We are only interested in the responses for the "Realistic" trait, which correspond to R1 to R8. We'll extract these columns and remove any rows with missing values (-1).


In [6]:
# Extract columns R1 to R8 (assuming they are named R1 to R8 in the dataset)
r_columns = ['R1', 'R2', 'R3', 'R4', 'R5', 'R6', 'R7', 'R8']

# Filter out rows where any R1 to R8 value is -1
cleaned_df = df[r_columns][~(df[r_columns] == -1).any(axis=1)]

# Display the shape and the first few rows of the cleaned dataset
print(f"Cleaned dataset shape: {cleaned_df.shape}")
cleaned_df.head()


Cleaned dataset shape: (8478, 8)


Unnamed: 0,R1,R2,R3,R4,R5,R6,R7,R8
0,3,1,4,2,1,2,1,1
1,1,1,1,1,1,1,1,1
2,3,2,1,1,1,1,2,1
3,3,2,1,2,2,3,1,2
5,3,1,3,4,3,4,3,3


## Step 2: Model Selection

We'll now compute the average R score (mean of R1 to R8) for each person and use the first 6500 people as training data.

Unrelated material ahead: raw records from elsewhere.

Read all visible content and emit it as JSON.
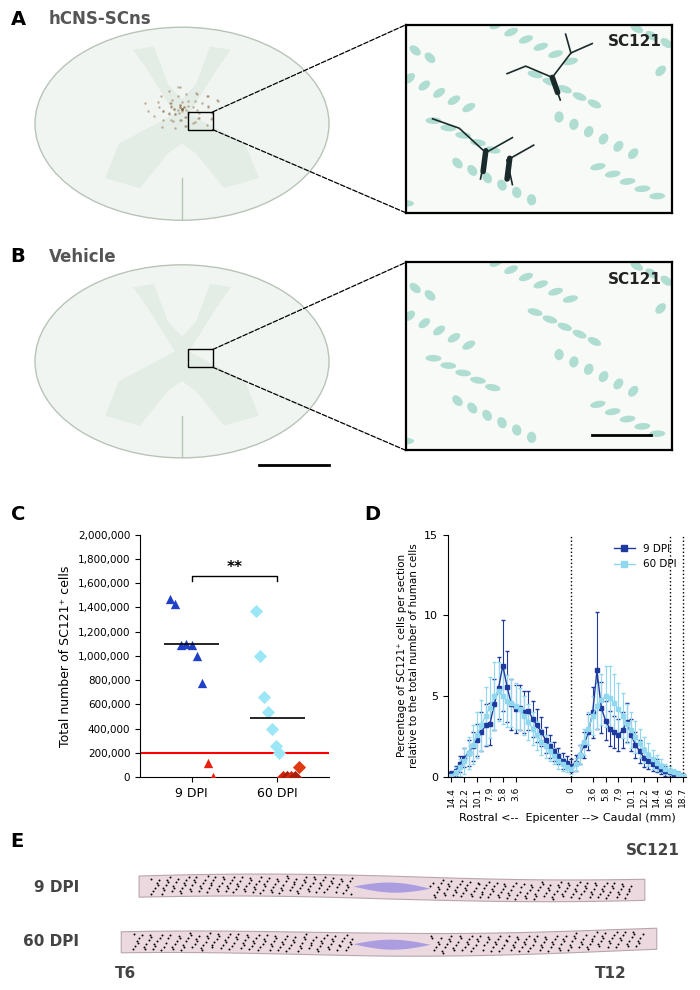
{
  "panels": {
    "A": {
      "label": "A",
      "title": "hCNS-SCns",
      "inset_label": "SC121",
      "stained": true
    },
    "B": {
      "label": "B",
      "title": "Vehicle",
      "inset_label": "SC121",
      "stained": false
    },
    "E": {
      "label": "E",
      "marker_label": "SC121",
      "rows": [
        "9 DPI",
        "60 DPI"
      ],
      "rostral_end": "T6",
      "caudal_end": "T12"
    }
  },
  "chart_data": [
    {
      "panel_label": "C",
      "type": "scatter",
      "categories": [
        "9 DPI",
        "60 DPI"
      ],
      "ylabel": "Total number of SC121⁺ cells",
      "ylim": [
        0,
        2000000
      ],
      "yticks": [
        0,
        {
          "value": 200000,
          "label": "200,000"
        },
        {
          "value": 400000,
          "label": "400,000"
        },
        {
          "value": 600000,
          "label": "600,000"
        },
        {
          "value": 800000,
          "label": "800,000"
        },
        {
          "value": 1000000,
          "label": "1,000,000"
        },
        {
          "value": 1200000,
          "label": "1,200,000"
        },
        {
          "value": 1400000,
          "label": "1,400,000"
        },
        {
          "value": 1600000,
          "label": "1,600,000"
        },
        {
          "value": 1800000,
          "label": "1,800,000"
        },
        {
          "value": 2000000,
          "label": "2,000,000"
        }
      ],
      "groups": [
        {
          "values": [
            1470000,
            1430000,
            1090000,
            1100000,
            1090000,
            1000000,
            780000,
            120000,
            0
          ],
          "colors": [
            "#1f3fc4",
            "#1f3fc4",
            "#1f3fc4",
            "#1f3fc4",
            "#1f3fc4",
            "#1f3fc4",
            "#1f3fc4",
            "#e8210f",
            "#e8210f"
          ],
          "marker": "triangle",
          "mean": 1100000
        },
        {
          "values": [
            1370000,
            1000000,
            660000,
            540000,
            400000,
            260000,
            200000,
            0,
            0,
            0,
            0,
            80000
          ],
          "colors": [
            "#9be7f7",
            "#9be7f7",
            "#9be7f7",
            "#9be7f7",
            "#9be7f7",
            "#9be7f7",
            "#9be7f7",
            "#d3260f",
            "#a8200c",
            "#d3260f",
            "#a8200c",
            "#e03a12"
          ],
          "marker": "diamond",
          "mean": 490000
        }
      ],
      "threshold": 200000,
      "significance": "**"
    },
    {
      "panel_label": "D",
      "type": "line",
      "categories": [
        "14.4",
        null,
        null,
        "12.2",
        null,
        null,
        "10.1",
        null,
        null,
        "7.9",
        null,
        null,
        "5.8",
        null,
        null,
        "3.6",
        null,
        null,
        null,
        null,
        null,
        null,
        null,
        null,
        null,
        null,
        null,
        null,
        "0",
        null,
        null,
        null,
        null,
        "3.6",
        null,
        null,
        "5.8",
        null,
        null,
        "7.9",
        null,
        null,
        "10.1",
        null,
        null,
        "12.2",
        null,
        null,
        "14.4",
        null,
        null,
        "16.6",
        null,
        null,
        "18.7"
      ],
      "xlabel": "Rostral <--  Epicenter --> Caudal (mm)",
      "ylabel": "Percentage of SC121⁺ cells per section\nrelative to the total number of human cells",
      "ylim": [
        0,
        15
      ],
      "yticks": [
        0,
        5,
        10,
        15
      ],
      "legend": "upper right",
      "series": [
        {
          "name": "9 DPI",
          "color": "#1f3a9e",
          "marker": "square",
          "values": [
            0.2,
            0.4,
            0.8,
            1.2,
            1.5,
            1.9,
            2.3,
            2.8,
            3.2,
            3.3,
            4.5,
            5.5,
            6.9,
            5.6,
            4.5,
            4.2,
            4.3,
            4.0,
            4.1,
            3.6,
            3.2,
            2.8,
            2.3,
            1.9,
            1.6,
            1.3,
            1.0,
            0.9,
            0.7,
            0.9,
            1.4,
            2.0,
            2.8,
            4.0,
            6.6,
            4.3,
            3.5,
            3.0,
            2.8,
            2.6,
            2.9,
            3.4,
            2.6,
            2.0,
            1.6,
            1.2,
            1.0,
            0.8,
            0.7,
            0.5,
            0.4,
            0.3,
            0.2,
            0.2,
            0.1
          ],
          "errors": [
            0.2,
            0.3,
            0.5,
            0.6,
            0.8,
            0.9,
            1.0,
            1.2,
            1.3,
            1.3,
            1.6,
            1.9,
            2.8,
            2.2,
            1.6,
            1.5,
            1.4,
            1.3,
            1.2,
            1.1,
            1.0,
            0.9,
            0.8,
            0.7,
            0.6,
            0.5,
            0.5,
            0.4,
            0.4,
            0.5,
            0.6,
            0.8,
            1.1,
            1.6,
            3.6,
            1.6,
            1.2,
            1.1,
            1.0,
            1.0,
            1.1,
            1.2,
            1.0,
            0.8,
            0.7,
            0.6,
            0.5,
            0.4,
            0.4,
            0.3,
            0.3,
            0.2,
            0.2,
            0.1,
            0.1
          ]
        },
        {
          "name": "60 DPI",
          "color": "#8fd8f0",
          "marker": "square",
          "values": [
            0.1,
            0.3,
            0.6,
            1.0,
            1.5,
            2.0,
            2.6,
            3.2,
            3.8,
            4.3,
            5.0,
            5.3,
            5.0,
            4.7,
            4.6,
            4.4,
            4.2,
            3.8,
            3.4,
            3.0,
            2.6,
            2.2,
            1.9,
            1.6,
            1.3,
            1.0,
            0.8,
            0.6,
            0.5,
            0.8,
            1.4,
            2.2,
            3.0,
            3.8,
            4.4,
            4.8,
            5.0,
            4.9,
            4.6,
            4.2,
            3.8,
            3.3,
            2.9,
            2.5,
            2.1,
            1.7,
            1.4,
            1.1,
            0.9,
            0.7,
            0.5,
            0.4,
            0.3,
            0.2,
            0.1
          ],
          "errors": [
            0.1,
            0.3,
            0.5,
            0.8,
            1.0,
            1.2,
            1.4,
            1.6,
            1.8,
            1.9,
            2.1,
            1.8,
            1.7,
            1.6,
            1.5,
            1.4,
            1.3,
            1.2,
            1.1,
            1.0,
            0.9,
            0.8,
            0.7,
            0.6,
            0.5,
            0.5,
            0.4,
            0.3,
            0.3,
            0.4,
            0.6,
            0.8,
            1.0,
            1.2,
            1.4,
            1.6,
            1.9,
            2.0,
            1.8,
            1.6,
            1.4,
            1.2,
            1.1,
            1.0,
            0.9,
            0.8,
            0.7,
            0.6,
            0.5,
            0.4,
            0.3,
            0.3,
            0.2,
            0.2,
            0.1
          ]
        }
      ]
    }
  ]
}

We'll perform linear regression to see how R1 correlates with the R score.


In [7]:
# Compute the R score (average of R1 to R8)
cleaned_df['R_score'] = cleaned_df.mean(axis=1)

# Use the first 6500 people for training
train_data = cleaned_df[:6500]

# Set R1 as the independent variable (X) and R_score as the dependent variable (y)
X_train = train_data[['R1']].values
y_train = train_data['R_score'].values

# Fit a linear regression model
model = LinearRegression()
model.fit(X_train, y_train)

# Compute the residual sum of squares for the first 6500 people
y_train_pred = model.predict(X_train)
rss_train = np.sum((y_train - y_train_pred) ** 2)

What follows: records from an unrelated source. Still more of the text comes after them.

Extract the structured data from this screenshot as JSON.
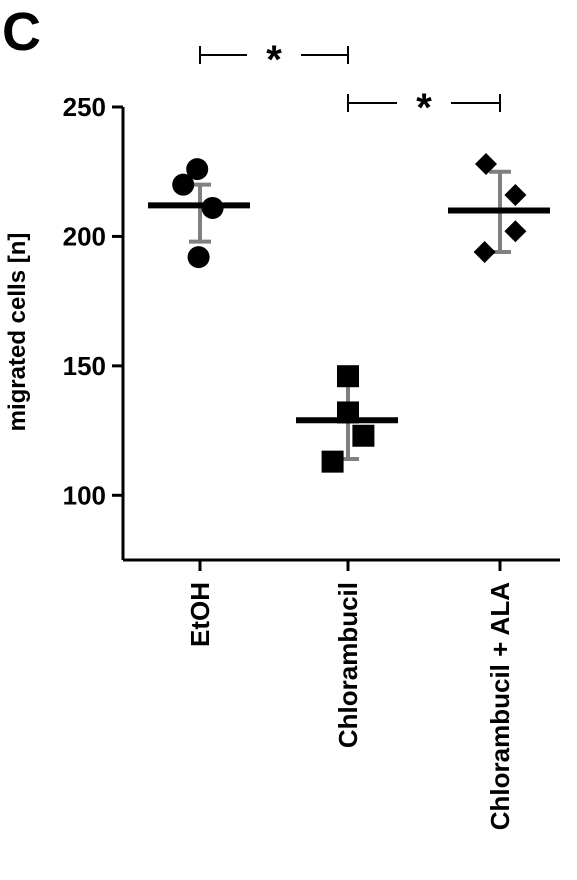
{
  "panel_label": "C",
  "chart_data": {
    "type": "scatter",
    "title": "",
    "xlabel": "",
    "ylabel": "migrated cells [n]",
    "ylim": [
      75,
      250
    ],
    "yticks": [
      100,
      150,
      200,
      250
    ],
    "categories": [
      "EtOH",
      "Chlorambucil",
      "Chlorambucil + ALA"
    ],
    "groups": [
      {
        "category": "EtOH",
        "marker": "circle",
        "points": [
          {
            "dx": -0.6,
            "y": 220
          },
          {
            "dx": -0.1,
            "y": 226
          },
          {
            "dx": 0.45,
            "y": 211
          },
          {
            "dx": -0.05,
            "y": 192
          }
        ],
        "mean": 212,
        "sd_low": 198,
        "sd_high": 220
      },
      {
        "category": "Chlorambucil",
        "marker": "square",
        "points": [
          {
            "dx": 0.0,
            "y": 146
          },
          {
            "dx": 0.0,
            "y": 132
          },
          {
            "dx": 0.55,
            "y": 123
          },
          {
            "dx": -0.55,
            "y": 113
          }
        ],
        "mean": 129,
        "sd_low": 114,
        "sd_high": 143
      },
      {
        "category": "Chlorambucil + ALA",
        "marker": "diamond",
        "points": [
          {
            "dx": -0.5,
            "y": 228
          },
          {
            "dx": 0.55,
            "y": 216
          },
          {
            "dx": 0.55,
            "y": 202
          },
          {
            "dx": -0.55,
            "y": 194
          }
        ],
        "mean": 210,
        "sd_low": 194,
        "sd_high": 225
      }
    ],
    "significance": [
      {
        "from": "EtOH",
        "to": "Chlorambucil",
        "label": "*"
      },
      {
        "from": "Chlorambucil",
        "to": "Chlorambucil + ALA",
        "label": "*"
      }
    ],
    "colors": {
      "points": "#000000",
      "mean_line": "#000000",
      "error_bar": "#808080"
    }
  }
}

print(f"Residual Sum of Squares (Training Data): {rss_train}")


Residual Sum of Squares (Training Data): 2902.0393474685015


## Step 3: Validation

We will now use the remaining 1500 people as a test set to validate our model. We'll compute the residual sum of squares for this test set to check how well the model generalizes.


In [8]:
# Use the remaining 1500 people for testing
test_data = cleaned_df[6500:]

# Set R1 as the independent variable (X) and R_score as the dependent variable (y)
X_test = test_data[['R1']].values
y_test = test_data['R_score'].values

# Predict the R scores using the model
y_test_pred = model.predict(X_test)

# Compute the residual sum of squares for the test set
rss_test = np.sum((y_test - y_test_pred) ** 2)

print(f"Residual Sum of Squares (Test Data): {rss_test}")


Residual Sum of Squares (Test Data): 1028.7757850021012


## Conclusion

- **Training Data Residual Sum of Squares**: `rss_train`
- **Test Data Residual Sum of Squares**: `rss_test`

The residual sum of squares on the test data indicates how well the model generalizes. If the test residual sum of squares is significantly higher than the training residual sum of squares, it suggests that the model might not generalize well to new data.